Environmental and health conditions were as bad at Mount Vernon Barracks as they had been at San Carlos.

“We had thought Fort Marion a terrible place with the mosquitoes and rain, but (Mount Vernon) was worse. It rained nearly all the time… On top of that the mosquitoes almost ate us alive. Babies died from their bites…. It was worse than … St Augustine; it was terrible…. (O)ur people got the shaking sickness…. We burned one minute and froze the next. No matter how hot and muggy it was, no pile of blankets would keep us warm. We chilled and shook…. We had our own Medicine Men, but none of them had the Power over this malaria.”  (Eugene Chihuahua, Chiricahua Apache POW, In Eve Ball, 1980:152-153.)

“The three hundred and eighty-eight … at Mount Vernon Barracks are now in a condition which needs prompt action to avid positive inhumanity. The normal death rate of civilized people is 2 percent per annum. That of these people … is more than three times as great. A number equal to one-quarter of those brought east has died in three and a half years…. They have been told that good behavior would secure action towards permanent homes of their own, and this promise so long deferred has increased their hopeless feeling. Each year’s delay is a greater injury to them.”  (First Lieutenant Guy Howard, Twelfth Infantry, report on Mt. Vernon to General J. M. Schofield, Adjutant General, December 23, 1889. Quoted in Skinner 1987:269.)

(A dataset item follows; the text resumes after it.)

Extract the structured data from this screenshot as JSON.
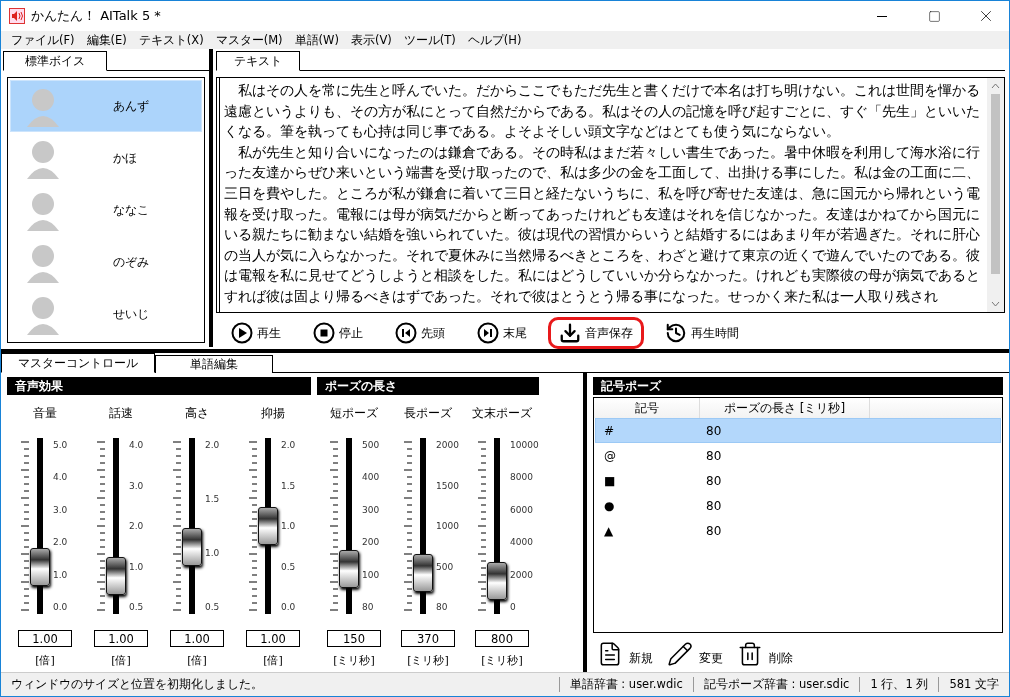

“In the winter time, when the ice freezes, it stays the same size; but when the hot weather comes it all melts away … so with us…. (W)e have, since you last saw us, been melting away like ice in the sun.”  (George Noche, Chiricahua Apache Scout and POW, to Captain John Gregory Bourke, Third U. S. Calvary, Staff Member, General George Crook, Commander, Department of Arizona, June 24, 1889 at Mount Vernon Barracks.)

“The sick are always carefully, if not gently, attended by relatives, and when death comes, as come it does very often, they consider it a duty to contribute of their household goods and wearing apparel valuable articles, to enable the dead one to make a good appearance in the next world.”  (Dr. Walter Reed, Mount Vernon Barracks Post Surgeon, “Geronimo and his Warriors in Captivity,” The Illustrated American, August 16, 1890:231-235.)